Bugünün metropollerine baktığımızda tüketim menüsünün bir parçası olduğunu görüyoruz. Bunun sonuçları fiziksel çevrede de, yaşam biçimlerinde de görülüyor. Dünyada bir noktadan sonra küreselleşme öznesi sadece bir merkez olan süreç olmaktan çıkıyor. Farklı uluslardan, farklı etnisiteye mensup insanların barınabildiği bir kozmopolitleşme söz konusu. Özellikle kültürel temelde bir melezleşme söz konusu. Bugün, Chicago, İstanbul, Paris, Roma, Berlin, Tokyo gittikçe birbirine benziyor ve tektipleşme başlıyor. Dünyanın herhangi bir yerindeki yapının bir benzerini başka bir yerde görebiliyoruz.

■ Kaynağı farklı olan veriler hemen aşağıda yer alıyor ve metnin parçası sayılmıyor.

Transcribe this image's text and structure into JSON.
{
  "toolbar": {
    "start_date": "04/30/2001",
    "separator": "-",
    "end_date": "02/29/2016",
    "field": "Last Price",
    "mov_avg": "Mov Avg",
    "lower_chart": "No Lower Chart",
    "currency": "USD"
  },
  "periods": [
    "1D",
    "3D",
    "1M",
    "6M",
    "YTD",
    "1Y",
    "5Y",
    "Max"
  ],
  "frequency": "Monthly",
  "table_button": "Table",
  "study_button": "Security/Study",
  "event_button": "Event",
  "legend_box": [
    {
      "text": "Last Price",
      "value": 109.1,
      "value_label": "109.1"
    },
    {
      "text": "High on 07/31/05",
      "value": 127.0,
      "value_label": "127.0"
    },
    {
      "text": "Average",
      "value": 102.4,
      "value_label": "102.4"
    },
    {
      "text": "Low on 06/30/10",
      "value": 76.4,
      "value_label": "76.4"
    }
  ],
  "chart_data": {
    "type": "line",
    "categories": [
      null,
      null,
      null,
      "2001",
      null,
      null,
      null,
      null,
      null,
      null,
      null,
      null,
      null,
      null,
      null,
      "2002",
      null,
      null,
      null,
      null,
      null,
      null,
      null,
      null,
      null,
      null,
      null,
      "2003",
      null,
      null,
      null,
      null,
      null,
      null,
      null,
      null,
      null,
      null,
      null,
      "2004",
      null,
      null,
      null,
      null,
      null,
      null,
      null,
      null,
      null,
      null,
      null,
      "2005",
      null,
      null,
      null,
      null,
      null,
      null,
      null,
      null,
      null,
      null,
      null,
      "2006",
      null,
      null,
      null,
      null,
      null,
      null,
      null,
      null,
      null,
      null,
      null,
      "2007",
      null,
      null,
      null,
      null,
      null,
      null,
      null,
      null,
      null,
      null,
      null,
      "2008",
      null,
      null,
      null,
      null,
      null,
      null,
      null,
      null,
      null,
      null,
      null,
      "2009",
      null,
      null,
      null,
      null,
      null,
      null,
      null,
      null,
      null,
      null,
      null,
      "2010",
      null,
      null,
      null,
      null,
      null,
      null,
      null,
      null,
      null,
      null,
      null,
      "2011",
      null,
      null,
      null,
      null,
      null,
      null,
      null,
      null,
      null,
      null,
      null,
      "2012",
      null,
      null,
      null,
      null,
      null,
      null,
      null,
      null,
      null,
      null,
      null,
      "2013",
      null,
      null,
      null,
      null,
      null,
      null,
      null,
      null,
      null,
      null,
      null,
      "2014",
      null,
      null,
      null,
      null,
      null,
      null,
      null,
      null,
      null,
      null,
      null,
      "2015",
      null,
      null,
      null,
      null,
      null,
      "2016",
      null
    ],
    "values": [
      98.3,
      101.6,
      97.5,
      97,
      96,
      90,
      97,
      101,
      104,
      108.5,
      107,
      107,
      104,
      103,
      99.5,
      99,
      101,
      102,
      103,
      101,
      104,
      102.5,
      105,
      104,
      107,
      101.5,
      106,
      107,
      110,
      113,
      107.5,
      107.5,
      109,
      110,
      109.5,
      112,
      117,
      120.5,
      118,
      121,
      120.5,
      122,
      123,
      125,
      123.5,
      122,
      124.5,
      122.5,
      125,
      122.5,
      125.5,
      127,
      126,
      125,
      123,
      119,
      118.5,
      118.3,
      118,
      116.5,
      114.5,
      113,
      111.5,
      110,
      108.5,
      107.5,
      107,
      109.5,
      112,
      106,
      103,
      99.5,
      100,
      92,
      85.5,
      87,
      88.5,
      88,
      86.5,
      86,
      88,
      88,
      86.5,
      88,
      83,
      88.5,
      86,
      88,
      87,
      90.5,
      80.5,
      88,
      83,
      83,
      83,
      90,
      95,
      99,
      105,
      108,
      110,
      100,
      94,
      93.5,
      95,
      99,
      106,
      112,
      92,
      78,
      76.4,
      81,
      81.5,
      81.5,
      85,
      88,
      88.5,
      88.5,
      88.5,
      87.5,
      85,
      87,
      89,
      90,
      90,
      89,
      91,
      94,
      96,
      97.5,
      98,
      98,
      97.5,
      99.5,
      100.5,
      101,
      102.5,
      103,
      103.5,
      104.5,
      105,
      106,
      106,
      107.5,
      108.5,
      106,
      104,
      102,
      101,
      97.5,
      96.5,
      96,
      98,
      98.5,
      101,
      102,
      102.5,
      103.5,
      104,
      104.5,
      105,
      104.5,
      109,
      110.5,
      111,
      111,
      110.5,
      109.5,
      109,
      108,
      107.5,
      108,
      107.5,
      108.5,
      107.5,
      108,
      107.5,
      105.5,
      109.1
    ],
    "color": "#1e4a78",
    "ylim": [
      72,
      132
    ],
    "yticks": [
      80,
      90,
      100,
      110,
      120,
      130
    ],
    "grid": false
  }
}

Hemen hemen bütün metropollerde, büyük iş merkezi işlevini gören plazalar, kent merkezinin dışında yer alan siteler, yüksek duvarları olan lüks ve güvenlikli siteler, bankalar, alışveriş merkezleri, tüketimi körükleyen reklam billboardları, eğlence mekânları metropollerin bir yönünü bize gösterirken, elverişsiz yaşam koşulları, işsizlik, yoksulluk, işportacılık, evsizlik ise diğer yönünü göstermekte. Bu da bu yeni tip kentleşmenin paradoksunu oluşturuyor.

Evrensel bir mit: Dünya kenti

Küreselleşme sürecinde metropolleşmenin yanında dünya kenti kavramı da ön plana çıkıyor. Esasında 18. yüzyıldan itibaren Goethe tarafından kullanılmaya başlayan bu kavramla, 18. yüzyılda Paris ve Roma’nın kültürel zenginliği ifade ediliyor. Geddes, bu kavramı dönemin yeni büyük metropoliten alanlarını tanımlamak için kullanırken, Braudel ise dünya kentini ekonomik sisteme hâkim olan kent olarak tanımlıyor.

Friedman ise, kentin dünya ekonomisine eklemlenme biçimi ve bu süreçteki mekânsal fonksiyonlara kentte oluşan yapısal değişiklikleri etkilediğini belirterek, dünya kentlerinin küresel sermayeyi çekeceğini, küresel kontrol fonksiyonlarının kentin yapısında etkin bir şekilde yansıtılacağının, iç göç ve uluslararası göç konusunda odak noktası olacağını, mekânsal kutuplaşma, sosyal sınıf kutuplaşması gibi sanayi kapitalizminin çelişkileri ile karşılaşılacağını ve bütçelerinin devletin mali kapasitesinin üzerinde sosyal maliyetler yaratacağını ileri sürüyor.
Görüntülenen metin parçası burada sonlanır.